149 N.W.2d 201 | Mich. Ct. App. | 1967
PEOPLE
v.
GOLOGONOFF.
Michigan Court of Appeals.
Frank J. Kelley, Attorney General, Robert A. Derengoski, Solicitor General, Robert F. Leonard, Prosecuting Attorney, and Edward G. Henneke, Assistant Prosecuting Attorney, for the people.
Michael Mason, for defendant.
Leave to appeal denied by Supreme Court October 12, 1967. See 379 Mich. 783.
QUINN, P.J.
Defendant appeals from the trial court's denial of his motion for new trial. Defendant's jury trial for murder, at which he was represented by counsel, resulted in a verdict of guilty March 16, 1938. March 17, 1938, defendant was sentenced to life imprisonment. February 24, 1948, he filed motion for leave to file a delayed motion to vacate judgment and sentence which was granted, but his motion to vacate judgment and sentence and *334 to grant a new trial was denied May 3, 1948. Defendant's petition for free transcript of the trial was denied October 20, 1948. The court reporter for the trial died May 4, 1949, and his notes are unavailable due to loss or destruction. The trial judge died May 3, 1939. October 5, 1964, the motion here involved was filed in the trial court and it was denied January 4, 1965.
On appeal, defendant first asserts that the unavailability of the transcript is a basis for granting him a new trial, second that the verdict does not support a conviction of murder in the first degree, and finally that his arrest was illegal. We shall consider the issues in their inverse order.
With respect to defendant's claim that his arrest was illegal, he pleaded not guilty, stood trial, and was convicted by a jury. He cannot now be heard to complain of the alleged illegality of his arrest. People v. Lowerie (1910), 163 Mich. 514.
With respect to his claim that the verdict does not support a conviction of murder in the first degree, the information charged defendant as follows:
"[Defendant] feloniously, wilfully and of his malice aforethought, did kill and murder one James Aleff."
The jury verdict was as follows:
"Guilty in manner and form as the people have in their information in this cause charged."
PA 1931, No 328, § 316, in force at time of trial, defined first degree murder as,
"Any other kind of wilful, deliberate and premeditated killing."
Also in force at time of trial were PA 1931, No 328, § 317, which provided:
*335 "All other kinds of murder shall be murder of the second degree."

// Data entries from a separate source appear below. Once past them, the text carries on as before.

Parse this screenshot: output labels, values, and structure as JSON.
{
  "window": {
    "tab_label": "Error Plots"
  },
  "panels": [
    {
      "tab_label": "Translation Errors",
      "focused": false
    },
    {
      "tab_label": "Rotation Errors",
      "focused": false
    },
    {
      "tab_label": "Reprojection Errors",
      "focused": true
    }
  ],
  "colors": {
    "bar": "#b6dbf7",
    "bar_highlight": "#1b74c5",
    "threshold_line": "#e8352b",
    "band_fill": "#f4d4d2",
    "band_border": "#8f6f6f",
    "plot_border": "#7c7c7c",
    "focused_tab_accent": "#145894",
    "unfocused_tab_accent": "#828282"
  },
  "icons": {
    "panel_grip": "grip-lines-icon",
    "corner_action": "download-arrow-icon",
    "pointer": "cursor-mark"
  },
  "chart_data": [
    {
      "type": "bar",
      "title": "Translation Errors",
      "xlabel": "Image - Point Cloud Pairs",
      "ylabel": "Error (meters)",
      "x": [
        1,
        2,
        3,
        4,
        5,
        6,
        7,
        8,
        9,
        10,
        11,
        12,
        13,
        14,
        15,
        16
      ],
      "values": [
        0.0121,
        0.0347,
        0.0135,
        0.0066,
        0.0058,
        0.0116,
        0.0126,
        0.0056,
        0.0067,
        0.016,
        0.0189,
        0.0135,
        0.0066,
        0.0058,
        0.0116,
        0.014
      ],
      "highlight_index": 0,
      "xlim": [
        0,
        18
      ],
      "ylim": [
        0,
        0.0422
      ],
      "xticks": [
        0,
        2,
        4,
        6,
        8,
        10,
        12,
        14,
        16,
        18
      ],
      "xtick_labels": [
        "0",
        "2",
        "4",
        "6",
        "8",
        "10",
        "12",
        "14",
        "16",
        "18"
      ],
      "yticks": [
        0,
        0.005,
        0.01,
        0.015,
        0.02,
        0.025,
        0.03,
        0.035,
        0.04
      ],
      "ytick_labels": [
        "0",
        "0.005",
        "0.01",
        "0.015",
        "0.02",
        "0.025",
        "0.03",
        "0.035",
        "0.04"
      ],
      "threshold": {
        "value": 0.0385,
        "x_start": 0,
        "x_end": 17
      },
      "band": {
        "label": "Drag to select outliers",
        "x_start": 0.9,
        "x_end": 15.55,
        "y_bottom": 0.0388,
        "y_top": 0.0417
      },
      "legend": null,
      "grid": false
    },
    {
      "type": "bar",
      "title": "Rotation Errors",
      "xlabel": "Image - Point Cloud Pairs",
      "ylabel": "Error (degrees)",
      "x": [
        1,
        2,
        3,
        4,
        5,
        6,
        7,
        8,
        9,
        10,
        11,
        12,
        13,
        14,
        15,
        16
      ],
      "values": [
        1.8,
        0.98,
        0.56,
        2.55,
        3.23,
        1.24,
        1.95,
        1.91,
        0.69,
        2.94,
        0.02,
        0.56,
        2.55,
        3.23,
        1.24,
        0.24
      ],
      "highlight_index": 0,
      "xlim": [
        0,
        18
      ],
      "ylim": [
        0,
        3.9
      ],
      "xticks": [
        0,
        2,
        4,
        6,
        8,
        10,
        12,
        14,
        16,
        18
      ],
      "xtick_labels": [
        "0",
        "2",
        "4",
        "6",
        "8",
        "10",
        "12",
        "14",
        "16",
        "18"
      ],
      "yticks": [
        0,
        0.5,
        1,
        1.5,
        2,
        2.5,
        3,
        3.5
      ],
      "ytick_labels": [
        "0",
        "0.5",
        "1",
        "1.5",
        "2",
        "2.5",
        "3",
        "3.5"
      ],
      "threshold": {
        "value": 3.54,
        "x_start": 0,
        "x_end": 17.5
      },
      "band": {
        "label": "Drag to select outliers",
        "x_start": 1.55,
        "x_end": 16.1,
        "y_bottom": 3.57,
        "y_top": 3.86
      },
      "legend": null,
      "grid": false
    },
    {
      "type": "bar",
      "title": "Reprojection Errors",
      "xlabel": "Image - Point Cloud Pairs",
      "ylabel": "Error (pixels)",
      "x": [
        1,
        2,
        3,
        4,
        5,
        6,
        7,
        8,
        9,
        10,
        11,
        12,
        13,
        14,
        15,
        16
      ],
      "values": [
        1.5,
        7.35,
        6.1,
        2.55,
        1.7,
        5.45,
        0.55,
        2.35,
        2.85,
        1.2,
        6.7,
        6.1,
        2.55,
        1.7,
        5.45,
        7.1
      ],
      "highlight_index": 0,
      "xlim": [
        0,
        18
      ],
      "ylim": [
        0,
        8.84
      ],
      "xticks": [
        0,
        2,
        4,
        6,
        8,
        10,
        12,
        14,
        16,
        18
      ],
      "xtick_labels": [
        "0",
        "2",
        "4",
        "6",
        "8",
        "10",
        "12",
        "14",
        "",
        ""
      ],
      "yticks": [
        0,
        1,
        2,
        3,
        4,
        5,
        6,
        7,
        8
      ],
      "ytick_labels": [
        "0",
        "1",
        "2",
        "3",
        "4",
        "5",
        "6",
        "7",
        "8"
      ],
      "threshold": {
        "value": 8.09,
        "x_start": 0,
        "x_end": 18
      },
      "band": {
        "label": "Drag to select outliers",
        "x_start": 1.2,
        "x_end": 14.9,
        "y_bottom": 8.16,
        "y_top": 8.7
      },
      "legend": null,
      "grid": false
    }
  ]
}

and PA 1931, No 328, § 318, which provided:
"The jury * * * shall * * * ascertain in their verdict, whether it be murder of the first or second degree."
In People v. Dupuis (1963), 371 Mich. 395, the Supreme Court discussed and applied the foregoing statutory provisions (presently CL 1948, §§ 750.316, 750.317, and 750.318 [Stat Ann 1954 Rev §§ 28.548, 28.549 and 28.550]) to a "guilty as charged" verdict. A unanimous court held that for such a verdict to sustain a conviction of first-degree murder, the charge had to be first-degree murder and nothing else. Because the charge here involved lacks the element of premeditation, it does not charge first-degree murder as defined in section 316, supra. The verdict does not support the conviction of first-degree murder.
Since the case must be reversed and remanded for new trial, it is unnecessary to resolve the question concerning the unavailability of the transcript.
Reversed and remanded for new trial.
McGREGOR and N.J. KAUFMAN, JJ., concurred.